I'm a web celeb, get me out of there!
A sex pest rang this week to pester me about his privacy.
He wanted me to remove his court case from our web archive in keeping with Home Office guidelines about limiting the time criminal charges are held online.
Not sure which one he was referring to but he didn't seem to accept that the public had a right to know who among us had been compromising 12-year-old girls and failed to see the irony that he had commited his crimes - via the web.
But he was just the latest in a very long line of archive appellants to come out of the virtual woodwork wanting to rewrite history. Here are some of the best of late:
1. The party goer pictured (quite innocently) standing too close to a woman that wasn't his wife. (Poss solution: add a link to Relate)
2. The fantasist who claimed he was being watched by shadowy figures and didn't want his address used. We only reported it as Texas. (Poss solution: cc the CIA when replying)

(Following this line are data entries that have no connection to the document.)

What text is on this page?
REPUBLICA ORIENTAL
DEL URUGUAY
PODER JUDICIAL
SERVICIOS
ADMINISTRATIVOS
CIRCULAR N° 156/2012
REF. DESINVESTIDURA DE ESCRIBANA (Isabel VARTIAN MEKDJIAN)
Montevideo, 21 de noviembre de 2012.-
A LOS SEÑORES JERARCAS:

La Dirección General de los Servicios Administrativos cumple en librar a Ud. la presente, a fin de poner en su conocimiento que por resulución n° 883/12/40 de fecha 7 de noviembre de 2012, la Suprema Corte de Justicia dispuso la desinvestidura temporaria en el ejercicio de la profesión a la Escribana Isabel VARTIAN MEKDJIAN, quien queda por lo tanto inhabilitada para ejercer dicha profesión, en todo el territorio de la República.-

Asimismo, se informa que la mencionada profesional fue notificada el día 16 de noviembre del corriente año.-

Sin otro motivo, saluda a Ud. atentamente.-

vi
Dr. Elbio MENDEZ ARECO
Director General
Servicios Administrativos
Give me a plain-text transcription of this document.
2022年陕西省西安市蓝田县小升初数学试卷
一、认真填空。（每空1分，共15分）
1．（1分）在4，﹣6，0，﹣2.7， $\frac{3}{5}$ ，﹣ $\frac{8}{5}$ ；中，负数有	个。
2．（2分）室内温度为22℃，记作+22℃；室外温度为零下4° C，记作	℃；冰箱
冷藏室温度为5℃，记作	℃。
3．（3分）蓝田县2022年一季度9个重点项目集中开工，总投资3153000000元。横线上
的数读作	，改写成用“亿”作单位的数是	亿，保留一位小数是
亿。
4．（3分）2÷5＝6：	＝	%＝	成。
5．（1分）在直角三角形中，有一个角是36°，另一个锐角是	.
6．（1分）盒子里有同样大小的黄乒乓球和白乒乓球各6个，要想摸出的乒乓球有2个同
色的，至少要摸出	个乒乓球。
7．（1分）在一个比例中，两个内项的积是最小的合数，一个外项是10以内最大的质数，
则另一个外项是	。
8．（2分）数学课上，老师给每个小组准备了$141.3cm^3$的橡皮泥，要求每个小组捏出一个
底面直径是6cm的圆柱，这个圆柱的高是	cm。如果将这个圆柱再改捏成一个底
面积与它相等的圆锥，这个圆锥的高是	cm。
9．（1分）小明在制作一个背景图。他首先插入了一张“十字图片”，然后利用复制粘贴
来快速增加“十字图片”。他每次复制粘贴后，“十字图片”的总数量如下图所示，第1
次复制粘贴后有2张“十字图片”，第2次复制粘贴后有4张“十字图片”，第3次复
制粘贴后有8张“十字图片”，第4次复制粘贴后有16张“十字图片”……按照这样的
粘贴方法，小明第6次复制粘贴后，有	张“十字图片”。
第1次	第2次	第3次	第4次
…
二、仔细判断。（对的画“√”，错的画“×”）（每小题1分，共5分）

3. The rite of passage youth who, on seeing his picture in the paper, realised he was no oil painting and didn't want to compound his misfortune by letting strangers clock him. (Poss solution; Free Photoshop download link)
4. The smiling couple who wanted their wedding picture expunged but wouldn't say why. They made their requests separately. At different times. From different numbers. (Poss solution: two free subscriptions to the dating site)
5. The businesswoman delighted with her print interview who later decided she was "probably a bit misquoted" when she the ex-partner she had shafted read it. (Poss solution: doorstep the partner for a quote. You never know.)
6. The elderly couple who bought a guest house only to Google it and find a year-old review condemning it as Devon's Fawlty Towers. (Actual solution: clarify as per moral obligation and suggest to Travel desk they review again later).
As for the sex pest quoting the Home Office: I referred him to the Foreign Office.